Nearly two out of three people in their 60s have today are carrying debt, up from half of the same age group in 1998. The level of debt as a share of assets is also on the rise, at 18% versus 10% 15 years ago, according to research cited by the Center for Retirement research at Boston College.
Regardless of income level, the trend holds true, Center for Retirement Research writes, based on Urban Institute data presented at a recent Retirement Research Consortium.
In large part, the shift is due to mortgage debt being held by retirees. Older Americans are paying off mortgages more slowly than in the past, and mortgage balances have increased, write the BC researchers, in a blog post this week.
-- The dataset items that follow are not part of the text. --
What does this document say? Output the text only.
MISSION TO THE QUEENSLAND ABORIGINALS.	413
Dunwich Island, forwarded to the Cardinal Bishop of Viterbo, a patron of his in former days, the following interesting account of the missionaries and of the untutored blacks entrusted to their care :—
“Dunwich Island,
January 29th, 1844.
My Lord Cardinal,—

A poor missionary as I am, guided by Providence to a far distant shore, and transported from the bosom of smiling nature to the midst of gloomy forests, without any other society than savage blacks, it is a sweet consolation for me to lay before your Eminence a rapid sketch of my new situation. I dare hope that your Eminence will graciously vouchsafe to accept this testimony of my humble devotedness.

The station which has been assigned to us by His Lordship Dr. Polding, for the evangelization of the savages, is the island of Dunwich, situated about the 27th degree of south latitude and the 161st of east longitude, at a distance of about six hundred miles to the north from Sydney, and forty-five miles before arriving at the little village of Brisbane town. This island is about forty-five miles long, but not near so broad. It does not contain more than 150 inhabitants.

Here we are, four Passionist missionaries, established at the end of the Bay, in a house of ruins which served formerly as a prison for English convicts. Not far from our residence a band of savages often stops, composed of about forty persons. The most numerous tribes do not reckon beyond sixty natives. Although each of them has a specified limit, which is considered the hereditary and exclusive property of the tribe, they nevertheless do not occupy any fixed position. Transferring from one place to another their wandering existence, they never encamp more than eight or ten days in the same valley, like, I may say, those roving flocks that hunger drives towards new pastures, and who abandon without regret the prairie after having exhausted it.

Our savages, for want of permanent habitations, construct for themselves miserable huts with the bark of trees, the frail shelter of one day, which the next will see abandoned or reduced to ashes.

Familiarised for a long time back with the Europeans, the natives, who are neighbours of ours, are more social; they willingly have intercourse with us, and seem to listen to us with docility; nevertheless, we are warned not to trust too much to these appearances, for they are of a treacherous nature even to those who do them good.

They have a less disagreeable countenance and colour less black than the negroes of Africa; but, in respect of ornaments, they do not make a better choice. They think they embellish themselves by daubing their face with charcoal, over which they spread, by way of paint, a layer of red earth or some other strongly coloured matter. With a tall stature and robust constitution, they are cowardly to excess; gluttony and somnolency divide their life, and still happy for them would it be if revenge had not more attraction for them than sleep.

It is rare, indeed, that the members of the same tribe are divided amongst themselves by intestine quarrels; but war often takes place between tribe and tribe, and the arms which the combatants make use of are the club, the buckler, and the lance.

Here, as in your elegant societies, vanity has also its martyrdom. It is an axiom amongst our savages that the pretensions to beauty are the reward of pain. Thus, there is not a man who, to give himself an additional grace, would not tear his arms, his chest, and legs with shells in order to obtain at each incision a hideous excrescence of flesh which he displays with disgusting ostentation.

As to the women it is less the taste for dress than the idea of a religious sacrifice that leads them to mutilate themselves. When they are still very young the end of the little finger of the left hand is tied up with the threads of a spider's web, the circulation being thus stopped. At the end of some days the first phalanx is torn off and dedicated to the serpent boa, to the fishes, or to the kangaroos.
“One possible explanation for these trends is that many homeowners traded up during the housing boom and took on larger mortgages,” the Center for Retirement Research reports. “An unrelated study estimates that 17 percent of mortgage borrowers who are close to retirement age owe more than their house is worth.”
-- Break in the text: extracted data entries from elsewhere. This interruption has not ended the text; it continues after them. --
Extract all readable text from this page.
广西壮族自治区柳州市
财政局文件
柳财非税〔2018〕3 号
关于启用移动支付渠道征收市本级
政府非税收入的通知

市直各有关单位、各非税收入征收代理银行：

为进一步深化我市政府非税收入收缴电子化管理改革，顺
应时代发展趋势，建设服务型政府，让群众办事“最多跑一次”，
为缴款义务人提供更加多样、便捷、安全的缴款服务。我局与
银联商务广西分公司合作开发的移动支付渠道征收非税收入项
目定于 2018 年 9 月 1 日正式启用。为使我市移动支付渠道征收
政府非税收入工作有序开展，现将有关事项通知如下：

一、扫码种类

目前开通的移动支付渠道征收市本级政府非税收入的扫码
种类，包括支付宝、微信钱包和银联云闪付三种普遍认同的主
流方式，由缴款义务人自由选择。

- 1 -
Additional factors may include people working longer into their 60s and beyond.
“Taken alone, the debt trend among older Americans is striking enough. But it may be having an impact on baby boomers’ decisions about when they will retire,” BC writes. “People in their 60s who owe money, particularly if they have a mortgage, are increasingly likely to retire or start collecting their Social Security benefits later, according to the Urban Institute’s research, which is believed to be the first to confirm a link between debt and these major life decisions.”